The game of Boggle involves finding valid words on a 4x4 board of letters.

A brief description of the rules: Each player searches for words that can be constructed from the letters of sequentially adjacent cubes, where "adjacent" cubes are those horizontally, vertically, and diagonally neighboring. Words must be at least three letters long, may include singular and plural (or other derived forms) separately, but may not use the same letter cube more than once per word.

In homework, you will implement a generalized Boggle solver with a few modifications:

The design choice of data structures and algorithms is up to you. However, we will impose a runtime requirements, which are discussed in a following section.

Boggle reads an NxM newline separated letter grid from stdin, where the dimensions of the board (N and M) are given by the size of the input, unless the -r option is provided, in which case you should generate a NxM random board, where the characters are selected uniformly at random from the lowercase English alphabet and N and M can be specified by command line options. The -n and -m arguments specify the size of the board if randomly generating one. The default values, if not given, are N=4 and M=4. The -r, -n, and -m flags are for your fun and convenience and are not tested.

The -d option takes a file path to a newline separated dictionary. Otherwise, use the default dictionary, the file words in the current directory. This is provided in the skeleton. This file can also be found, on most Unix machines, in /usr/share/dict/words.

Prints the K longest unique words, where K=1 by default, and can be set with command line flag -k K, sorted in descending order of length. If multiple words have the same length, print them in ascending alphabetical order.

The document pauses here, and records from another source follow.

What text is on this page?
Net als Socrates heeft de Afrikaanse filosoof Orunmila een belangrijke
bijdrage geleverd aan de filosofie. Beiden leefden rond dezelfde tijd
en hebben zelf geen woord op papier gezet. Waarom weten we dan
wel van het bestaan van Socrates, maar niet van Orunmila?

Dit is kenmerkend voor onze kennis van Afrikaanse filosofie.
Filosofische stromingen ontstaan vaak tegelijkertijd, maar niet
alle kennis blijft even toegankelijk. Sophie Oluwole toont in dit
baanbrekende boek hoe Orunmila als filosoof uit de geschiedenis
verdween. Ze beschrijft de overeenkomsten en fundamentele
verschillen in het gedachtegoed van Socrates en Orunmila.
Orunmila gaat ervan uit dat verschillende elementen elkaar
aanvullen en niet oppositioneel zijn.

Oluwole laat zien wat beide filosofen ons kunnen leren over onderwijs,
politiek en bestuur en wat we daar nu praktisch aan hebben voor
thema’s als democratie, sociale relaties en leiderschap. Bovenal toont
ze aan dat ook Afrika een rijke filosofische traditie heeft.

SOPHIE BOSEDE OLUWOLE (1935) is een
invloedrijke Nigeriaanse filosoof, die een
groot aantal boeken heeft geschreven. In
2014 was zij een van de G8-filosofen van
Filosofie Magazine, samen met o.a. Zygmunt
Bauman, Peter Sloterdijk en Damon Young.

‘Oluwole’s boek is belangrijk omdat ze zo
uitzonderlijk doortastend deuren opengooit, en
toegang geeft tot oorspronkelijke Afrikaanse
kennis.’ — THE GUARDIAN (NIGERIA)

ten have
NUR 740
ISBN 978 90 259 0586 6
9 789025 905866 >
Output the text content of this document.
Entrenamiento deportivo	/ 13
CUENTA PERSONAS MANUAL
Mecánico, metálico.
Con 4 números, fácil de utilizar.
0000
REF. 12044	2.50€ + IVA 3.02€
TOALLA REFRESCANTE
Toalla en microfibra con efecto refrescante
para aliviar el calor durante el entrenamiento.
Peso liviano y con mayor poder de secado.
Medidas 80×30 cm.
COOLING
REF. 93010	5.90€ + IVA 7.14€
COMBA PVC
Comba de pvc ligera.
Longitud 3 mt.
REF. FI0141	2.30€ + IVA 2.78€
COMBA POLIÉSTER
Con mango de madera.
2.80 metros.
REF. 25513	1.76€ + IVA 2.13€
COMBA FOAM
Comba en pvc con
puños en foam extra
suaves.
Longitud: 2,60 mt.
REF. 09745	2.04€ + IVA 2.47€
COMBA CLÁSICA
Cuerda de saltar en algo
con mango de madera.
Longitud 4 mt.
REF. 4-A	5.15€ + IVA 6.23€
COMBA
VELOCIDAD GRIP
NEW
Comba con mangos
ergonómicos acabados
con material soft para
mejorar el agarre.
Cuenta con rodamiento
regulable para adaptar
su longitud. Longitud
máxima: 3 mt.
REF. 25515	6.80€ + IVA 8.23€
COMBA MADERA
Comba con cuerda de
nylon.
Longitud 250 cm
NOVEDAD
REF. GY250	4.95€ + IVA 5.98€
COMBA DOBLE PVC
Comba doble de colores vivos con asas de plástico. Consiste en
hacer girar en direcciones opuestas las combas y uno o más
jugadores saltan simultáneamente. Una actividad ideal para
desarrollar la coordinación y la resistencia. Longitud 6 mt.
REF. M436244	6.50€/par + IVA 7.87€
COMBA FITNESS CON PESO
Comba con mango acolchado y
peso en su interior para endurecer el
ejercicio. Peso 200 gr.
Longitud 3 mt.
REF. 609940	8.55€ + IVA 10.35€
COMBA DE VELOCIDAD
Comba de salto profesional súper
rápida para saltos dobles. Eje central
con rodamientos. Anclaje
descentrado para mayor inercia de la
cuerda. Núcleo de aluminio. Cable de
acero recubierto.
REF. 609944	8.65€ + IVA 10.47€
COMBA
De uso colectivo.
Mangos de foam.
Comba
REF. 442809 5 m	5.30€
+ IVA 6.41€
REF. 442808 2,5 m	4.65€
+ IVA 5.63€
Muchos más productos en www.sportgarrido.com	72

An input command to boggle should look like:

$ java Boggle (-k [number of words])
              (-n [width])
              (-m [height])
              (-d [path to dictionary])
              (-r) < [input board file]

Here we use the input redirection symbol < to represent opening the input board file as standard in. This is not a command-line argument to Boggle. Another alternative is to type the board manually.

Example

For input file test:

ness
tack
bmuh
esft

we expect:

$ java Boggle -k 7 < test
thumbtacks
thumbtack
setbacks
setback
ascent
humane
smacks

For input files test and testDict:

test:

baa
aba
aab
baa

dict:

aaaa
aaaaa

Output:

$ java Boggle -d testDict -k 20 < test
aaaaa
aaaa

Warning: Do not use the StdIn class from the Princeton Standard Library, or keep a static Scanner or anything else static and uncleared in your class. Doing so will fail the autograder without much meaningful explanation. We will be calling main() multiple times in one JVM instance to simulate running from the command line. I recommend using a non-static Scanner to read the board from standard in, and using the Files library to read the dictionary file (for example, to get all words, you could do: Files.readAllLines(Paths.get(dictionaryFile)) and then handle them). Scanners may have issues with input files.

Timing and Runtime

You will be graded on runtime. You should be able to handle large dictionaries and boards efficiently. For a dictionary of fixed size, and a random board, you should have runtime expected linear in the size of the board - that is, for an NxM board and getting the top K words, your runtime should be expected O(MN log K). Don't think too hard about this expected runtime though - the analysis for this is a little complex and we can certainly bound it tighter. If you have an efficient solution that behaves and grows linearly with the size of the board, you should pass the autograder.

For example, on my computer, one solve on testsmallboard (100x100) takes 209ms and one solve on testlargeboard (500x500, 25x larger) takes 4957ms. Linearly extrapolating from the testsmallboard runtime, we would expect a runtime of 209*25=5225, which is close to our achieved runtime.

Some tips: you cannot inspect all possible permutations of words (in other words, you cannot submit a brute force solution). Your solution should utilize pruning - if you cannot continue constructing a word from a certain letter onwards, you should not explore that letter's neighbor nodes. As a warning: if you have a recursive solution, it is possible that it is slower by a nontrivial constant factor than an equivalent iterative solution.

Error Cases

For Boggle, throw an IllegalArgumentException (with some informative message of your choice) if:

  1. The input board is not rectangular.
  2. The dictionary file does not exist.
  3. N, M, or K is non-positive.

Do not call System.exit().

Submission

You should submit the usual way, by pushing to GitHub and then submitting on Gradescope.